Envoyer à un ami | Version à imprimer | Version en PDF

Un casse-tête

par Mahdi Boukhalfa

Le gouvernement n'a pas pour objectif le montage automobile. C'est ce qu'a affirmé hier mercredi sur les colonnes d'El Moudjahid le ministre de l'Industrie et des Mines. ‘'Notre objectif n'est pas le montage automobile, même s'il est nécessaire de commencer par cette phase, mais la fabrication de dizaines de milliers de composants'', poursuit le ministre, sans s'expliquer sur ce qu'il entend par ‘'composants''. Et qui affirme, catégorique, que ‘'c'est cela l'industrie automobile''. M. Yousfi, qui aura passé de longues années à la tête du secteur de l'Energie, et bien avant comme diplomate aux Nations unies, a donc délimité et défini la stratégie du gouvernement en matière d'industrie mécanique, plus spécifiquement pour la construction automobile.

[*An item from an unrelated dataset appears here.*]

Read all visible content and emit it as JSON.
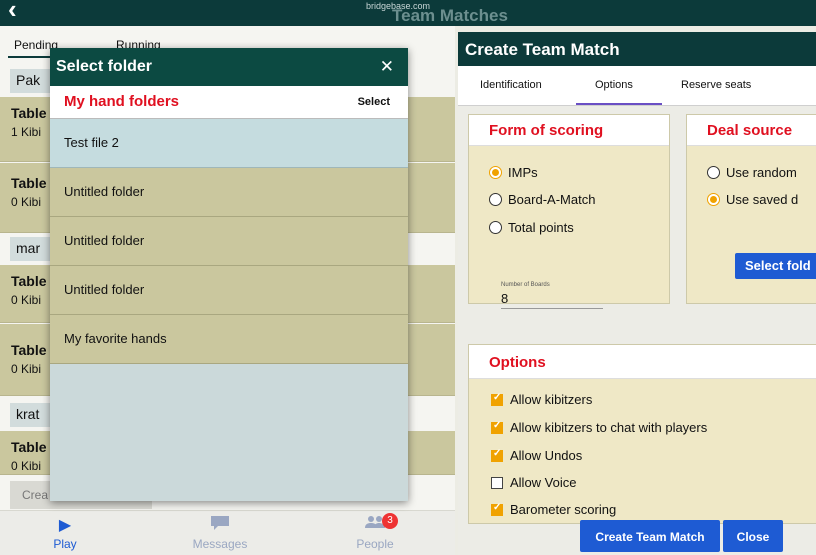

Pour le ministère de l'Industrie, il s'agit donc d'une opération très simple que la construction automobile, c'est-à-dire faire venir des sous-traitants pour encadrer les usines de montage de véhicules, qu'ils soient de tourisme ou autres. Le cahier des charges de ces ‘'constructeurs'' les oblige à passer à un taux d'intégration de plus de 30% globalement en moins de cinq ans, ce qui leur laisse largement le temps de mettre en place leurs réseaux de sous-traitants locaux, avec des délocalisations des grandes enseignes travaillant dans le secteur de l'automobile en Algérie. Mais, cela c'est le côté théorique de la chose, car le gouvernement ne va pas plus loin dans la réflexion quant à la naissance d'une réelle industrie de la construction automobile, dès lors que les contrats des opérateurs algériens avec leurs partenaires étrangers ne portent que sur des modèles et des finitions à partir de lots en CKD/SKD, importés au même titre qu'une boîte de concentré de tomate.

Mais, ce qu'il faut dire sur ce dossier du montage automobile, c'est qu'il y a quelque part une sorte de fuite en avant du gouvernement qui s'est piégé d'abord en imposant des licences d'importation pour réguler la facture des achats de véhicules, ensuite en optant pour le montage local et en supprimant les importations de véhicules. Avec un calcul simple: puisque les différents opérateurs peuvent mettre sur le marché annuellement près de 100.000 véhicules montés localement en CKD ou en SKD, alors, oui, arrêtons l'importation et encourageons le montage local qui doit mettre en place une industrie de la sous-traitance. Mais, ce schéma pèche par plusieurs aspects négatifs, d'ailleurs dénoncés par les experts et que les pouvoirs publics refusent d'écouter. D'abord, la facture des véhicules importés en CKD ou SKD pour les usines de montage locales ira en progressant, ne baissera jamais et sera surtout plus coûteuse que les importations de véhicules auprès des constructeurs.

En 2017, selon les chiffres des Douanes, les importations globales de véhicules se sont établies à 2,13 milliards de dollars contre 2,12 milliards de dollars en 2016. Et, comme le diable est dans les détails, la valeur des véhicules importés en CKD ou SKD en lots détachés et montés localement est en hausse à 1,62 milliard de dollars contre 1,35 milliard de dollars en 2016. Le gouvernement, dans ce cas d'espèce, serait en train d'emprunter une fausse piste, et très coûteuse de surcroît, pour limiter la facture des importations de véhicules et provoquer en quelque sorte un ‘'déclic'' chez les constructeurs pour qu'ils s'installent, avec ‘'armes et bagages'', sur le marché algérien. Sauf que, pour le moment, tous les constructeurs déjà installés et qui produisent des véhicules de tourisme et de transport n'ont à aucun moment manifesté une quelconque volonté de s'entourer de leurs sous-traitants, en les faisant venir, ici en Algérie. Et, pour ne pas perdre la face, le gouvernement va financer avec les deniers publics cet autre avatar industriel, le montage de véhicules fabriqués ailleurs. Peut-être chez nos voisins.